2025-07-10 18:57:25作者：董灵辛Dennis

问题背景

在Chai-Lab项目中使用多GPU进行并行任务时，用户报告了一个常见的技术问题：当尝试将模型从默认的cuda:0设备切换到其他GPU设备（如cuda:1）时，系统会抛出运行时错误，提示"Expected all tensors to be on the same device, but found at least two devices"。

问题本质分析

这个问题的核心在于PyTorch框架对设备一致性的严格要求。当模型的不同部分或输入数据位于不同的GPU设备上时，PyTorch会拒绝执行计算操作。在Chai-Lab项目中，这个问题特别体现在以下几个方面：

模型导出时可能隐含了设备信息
状态字典中的张量没有正确迁移到目标设备
图计算节点中的设备参数未被更新

解决方案详解

临时解决方案：使用CUDA_VISIBLE_DEVICES

对于大多数用户来说，最简单的解决方案是使用环境变量CUDA_VISIBLE_DEVICES来控制进程可见的GPU设备。
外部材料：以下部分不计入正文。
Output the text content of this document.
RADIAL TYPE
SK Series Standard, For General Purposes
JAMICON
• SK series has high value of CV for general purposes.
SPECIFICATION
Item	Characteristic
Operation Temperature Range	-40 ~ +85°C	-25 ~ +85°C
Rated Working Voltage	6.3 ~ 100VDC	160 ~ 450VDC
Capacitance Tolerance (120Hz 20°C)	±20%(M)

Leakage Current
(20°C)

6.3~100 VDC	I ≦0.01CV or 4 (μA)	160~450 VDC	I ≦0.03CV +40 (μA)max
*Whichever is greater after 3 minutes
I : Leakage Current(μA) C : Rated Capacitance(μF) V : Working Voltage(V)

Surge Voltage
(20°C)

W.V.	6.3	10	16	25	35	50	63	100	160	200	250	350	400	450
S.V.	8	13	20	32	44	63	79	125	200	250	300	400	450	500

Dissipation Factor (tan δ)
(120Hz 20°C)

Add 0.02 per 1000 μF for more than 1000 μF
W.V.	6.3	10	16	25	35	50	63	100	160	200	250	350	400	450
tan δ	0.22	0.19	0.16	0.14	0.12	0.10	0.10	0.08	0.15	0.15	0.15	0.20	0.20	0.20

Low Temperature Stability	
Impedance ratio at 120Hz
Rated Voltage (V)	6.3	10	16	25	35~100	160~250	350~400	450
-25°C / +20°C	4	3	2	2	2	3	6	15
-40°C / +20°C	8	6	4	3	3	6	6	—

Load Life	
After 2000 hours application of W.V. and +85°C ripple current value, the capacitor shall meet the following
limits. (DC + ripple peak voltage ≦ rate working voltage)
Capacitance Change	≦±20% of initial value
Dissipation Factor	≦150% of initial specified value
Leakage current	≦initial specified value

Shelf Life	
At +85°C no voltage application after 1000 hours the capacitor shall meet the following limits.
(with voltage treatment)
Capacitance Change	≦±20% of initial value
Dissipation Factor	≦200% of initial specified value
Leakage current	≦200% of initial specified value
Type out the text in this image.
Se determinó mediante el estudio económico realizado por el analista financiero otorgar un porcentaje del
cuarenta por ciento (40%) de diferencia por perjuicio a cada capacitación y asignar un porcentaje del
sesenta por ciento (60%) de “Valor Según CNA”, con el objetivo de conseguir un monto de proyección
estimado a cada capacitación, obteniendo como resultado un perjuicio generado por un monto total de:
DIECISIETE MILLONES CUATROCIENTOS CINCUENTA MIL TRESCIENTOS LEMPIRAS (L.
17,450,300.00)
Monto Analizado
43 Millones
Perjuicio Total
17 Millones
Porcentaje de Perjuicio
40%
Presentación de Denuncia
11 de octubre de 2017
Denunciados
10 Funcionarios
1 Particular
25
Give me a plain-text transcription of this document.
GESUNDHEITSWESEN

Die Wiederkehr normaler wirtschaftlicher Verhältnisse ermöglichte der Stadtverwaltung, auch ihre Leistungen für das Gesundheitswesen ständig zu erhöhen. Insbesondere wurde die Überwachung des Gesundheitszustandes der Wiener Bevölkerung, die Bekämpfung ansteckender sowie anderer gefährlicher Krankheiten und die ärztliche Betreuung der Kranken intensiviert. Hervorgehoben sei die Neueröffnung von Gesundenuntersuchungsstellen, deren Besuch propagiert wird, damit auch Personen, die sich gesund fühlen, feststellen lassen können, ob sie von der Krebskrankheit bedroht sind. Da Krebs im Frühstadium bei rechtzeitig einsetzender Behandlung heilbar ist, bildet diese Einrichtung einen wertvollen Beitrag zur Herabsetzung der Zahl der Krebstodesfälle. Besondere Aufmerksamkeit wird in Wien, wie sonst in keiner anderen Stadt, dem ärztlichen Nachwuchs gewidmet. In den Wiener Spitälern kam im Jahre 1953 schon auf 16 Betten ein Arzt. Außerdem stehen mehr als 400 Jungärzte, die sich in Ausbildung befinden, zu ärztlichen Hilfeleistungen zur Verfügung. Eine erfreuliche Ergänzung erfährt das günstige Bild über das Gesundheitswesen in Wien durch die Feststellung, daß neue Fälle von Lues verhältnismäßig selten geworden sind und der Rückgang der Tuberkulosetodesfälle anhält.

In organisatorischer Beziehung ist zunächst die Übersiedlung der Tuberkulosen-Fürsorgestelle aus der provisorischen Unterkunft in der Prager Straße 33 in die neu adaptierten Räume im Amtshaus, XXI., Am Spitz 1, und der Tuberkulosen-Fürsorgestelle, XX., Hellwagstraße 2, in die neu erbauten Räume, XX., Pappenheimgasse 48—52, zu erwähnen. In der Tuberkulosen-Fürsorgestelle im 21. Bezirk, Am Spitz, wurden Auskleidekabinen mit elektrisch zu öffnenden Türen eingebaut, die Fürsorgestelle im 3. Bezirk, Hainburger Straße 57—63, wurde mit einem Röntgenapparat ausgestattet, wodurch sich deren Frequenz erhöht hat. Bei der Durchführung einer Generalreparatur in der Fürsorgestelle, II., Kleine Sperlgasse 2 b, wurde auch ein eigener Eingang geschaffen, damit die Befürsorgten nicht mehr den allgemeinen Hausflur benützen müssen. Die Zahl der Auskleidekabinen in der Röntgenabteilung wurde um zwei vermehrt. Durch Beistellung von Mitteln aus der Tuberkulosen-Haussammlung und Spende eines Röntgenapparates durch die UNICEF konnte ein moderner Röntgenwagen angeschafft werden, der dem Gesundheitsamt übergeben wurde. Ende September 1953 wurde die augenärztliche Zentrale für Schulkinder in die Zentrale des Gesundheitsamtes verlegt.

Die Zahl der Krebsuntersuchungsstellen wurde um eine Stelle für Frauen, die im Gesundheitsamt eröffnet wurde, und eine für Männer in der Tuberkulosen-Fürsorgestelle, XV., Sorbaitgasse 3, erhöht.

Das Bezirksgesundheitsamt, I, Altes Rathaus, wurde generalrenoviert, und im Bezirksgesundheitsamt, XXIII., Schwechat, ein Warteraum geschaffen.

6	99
这种方法不需要修改代码中的设备指定：

# 在第一个终端中
CUDA_VISIBLE_DEVICES=0 python ./examples/predict_structure.py

# 在第二个终端中
CUDA_VISIBLE_DEVICES=1 python ./examples/predict_structure.py

这种方法下，代码中仍然可以保持使用cuda:0的写法，但实际上会映射到不同的物理GPU上。

根本解决方案：修改模型加载逻辑

对于需要直接指定不同GPU设备的场景（如分布式训练），需要对模型加载逻辑进行修改。关键点在于：

遍历导出程序的计算图节点，更新所有设备参数
将状态字典中的所有张量迁移到目标设备
确保整个模型最终位于目标设备上

以下是经过验证的修改方案：

def load_exported(comp_key: str, device: torch.device) -> torch.nn.Module:
    local_path = chai1_component(comp_key)
    exported_program = torch.export.load(local_path)

    # 更新计算图中所有节点的设备参数
    for node in exported_program.graph.nodes:
        if "device" in node.kwargs:
            kwargs = node.kwargs.copy()
            kwargs["device"] = device
            node.kwargs = kwargs

    # 迁移状态字典中的所有张量
    for k, v in exported_program.state_dict.items():
        if isinstance(v, torch.nn.Parameter):
            exported_program._state_dict[k] = torch.nn.Parameter(v.to(device))
        else:
            exported_program._state_dict[k] = v.to(device)
    
    exported_program = exported_program.module()
    return exported_program.to(device)  # 关键：确保整个模型位于目标设备